Typically, algorithms reduce the calculation order by interpolating over regions where the line function varies slowly. Most algorithms employ somewhat arbitrary heuristics to divide the calculation space and to determine where interpolation is appropriate. These algorithms do not ensure the ultimate accuracy of the calculation and may incur interpolation errors of order 1% for a 0.005cm-1 grid, depending on the line-width parameters.

The GENSPECT Solution

GENSPECT employs a new computation algorithm that maintains a specified percentage-error tolerance for every computed absorption coefficient over the whole spectral domain of the computation. The approach employs a binary division of the spectral range, and calculations are performed on a cascaded series of grids, each with approximately twice the spectral interval of the previous one. Figure 1 illustrates this division in a simple 14 division calculation.
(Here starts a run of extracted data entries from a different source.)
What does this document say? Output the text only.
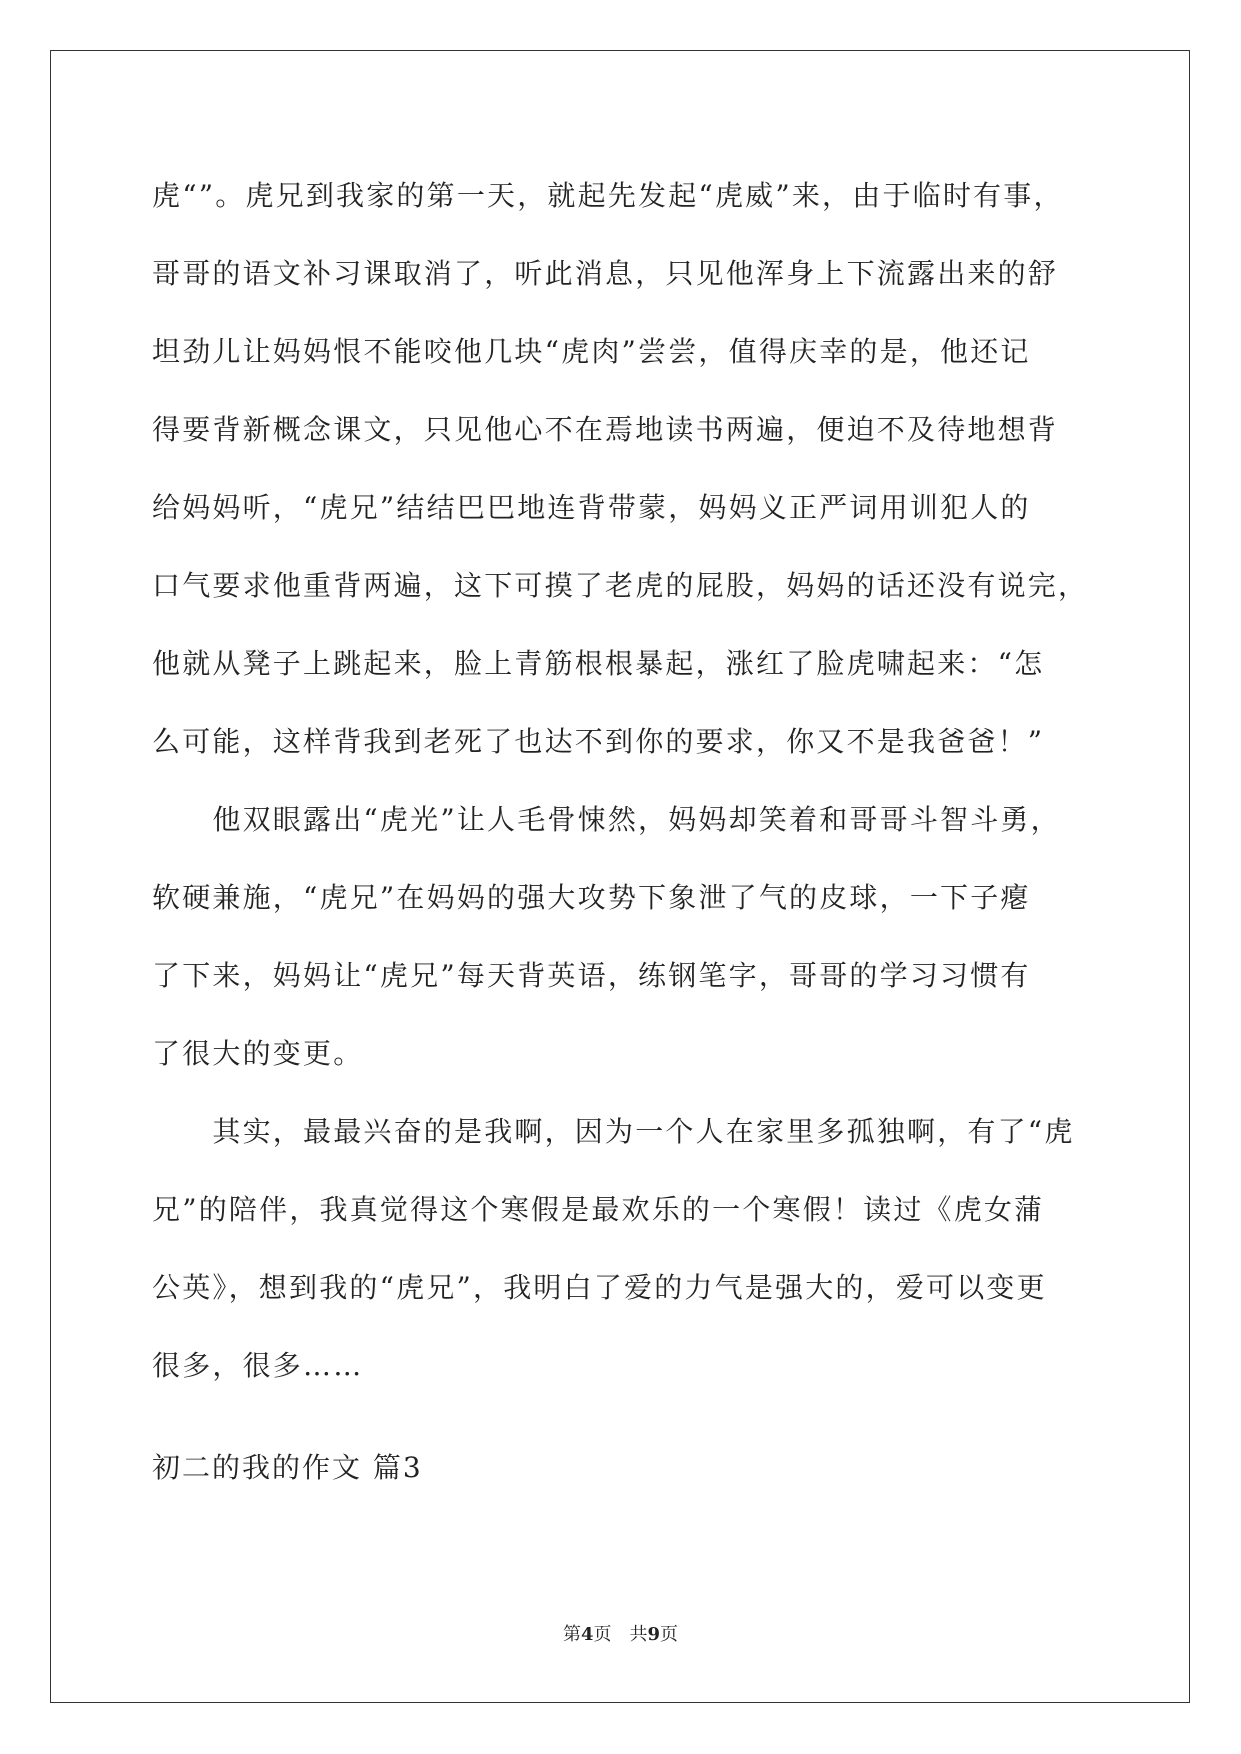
虎“”。虎兄到我家的第一天，就起先发起“虎威”来，由于临时有事，
哥哥的语文补习课取消了，听此消息，只见他浑身上下流露出来的舒
坦劲儿让妈妈恨不能咬他几块“虎肉”尝尝，值得庆幸的是，他还记
得要背新概念课文，只见他心不在焉地读书两遍，便迫不及待地想背
给妈妈听，“虎兄”结结巴巴地连背带蒙，妈妈义正严词用训犯人的
口气要求他重背两遍，这下可摸了老虎的屁股，妈妈的话还没有说完，
他就从凳子上跳起来，脸上青筋根根暴起，涨红了脸虎啸起来：“怎
么可能，这样背我到老死了也达不到你的要求，你又不是我爸爸！”
　　他双眼露出“虎光”让人毛骨悚然，妈妈却笑着和哥哥斗智斗勇，
软硬兼施，“虎兄”在妈妈的强大攻势下象泄了气的皮球，一下子瘪
了下来，妈妈让“虎兄”每天背英语，练钢笔字，哥哥的学习习惯有
了很大的变更。
　　其实，最最兴奋的是我啊，因为一个人在家里多孤独啊，有了“虎
兄”的陪伴，我真觉得这个寒假是最欢乐的一个寒假！读过《虎女蒲
公英》，想到我的“虎兄”，我明白了爱的力气是强大的，爱可以变更
很多，很多……
初二的我的作文 篇3
第4页　共9页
Calculations are accelerated by employing linear interpolation and dividing line-function evaluations piecewise across this series of grids. Each line-function section is computed on the grid with the coarsest interval spacing, consistent with the specified error tolerance.

Figure 1: A simple 14 interval calculation, distributed over four grids

The calculation division is implemented rapidly by pre-computing where the Voigt-line function may be interpolated without a reduction in accuracy (see Figure 2).

Figure 2: Typical computation points near line center derived using pre-computed calculation divisions and rounded away from line center.

The user can select a required accuracy tolerance for the calculation (0.01%, 0.1%, or 1%), and the algorithm will compute spectral absorption coefficients to this accuracy using a near minimal number of computations. Figure 3 illustrates the typical interpolation error incurred for a calculation of HF with a 0.1% accuracy requirement.

Figure 3: HF calculation using the new algorithm and an accuracy requirement of 0.1%.

The use of a percentage error tolerance has a number of advantages. First, it allows the user to determine the appropriate balance between execution time and calculation accuracy. Where only a rough calculation of a system's radiative characteristics is required, a coarse 1% error tolerance might be adopted, directing the algorithm to interpolate more readily and reducing the execution time. Where a high-accuracy computation is required, a fine error tolerance may be adopted at the expense of execution speed. Second, it allows interpolation error to be quantified rigorously in an error analysis or budget. As spectroscopy advances the discrepancy between experimental results and theoretical comparisons is narrowing. A complex radiative model of a system or atmosphere may incur a number of small error contributions that can accumulate to degrade significantly the model performance. While many contributions to the model discrepancy cannot be accurately quantified, this code allows the user to vary the interpolation error in order to investigate, quantify and then eliminate its effect. Due to the nature of the line-function, codes that employ linear interpolation incur a one-sided error that tends to over-estimate the absorption coefficient. In applications such as atmospheric constituent retrieval, where free parameters are fitted to make model results match experimental observations, this type of error may be completely masked as a corresponding decrease in constituent concentration. Models employing line-by-line codes with a single or undefined error tolerance provide no means to investigate directly this effect in order to validate results.

GENSPECT calculations are performed on a spectral grid in wavenumber space [cm-1] and generate absorption coefficient data in corresponding units of [molecule-1(cm-2) -1]. For further details describing how the calculation is performed see Quine, B. M. and J. R. Drummond, “GENSPECT: A line-by-line code with selectable interpolation error tolerance”, JQSRT, April, 2002.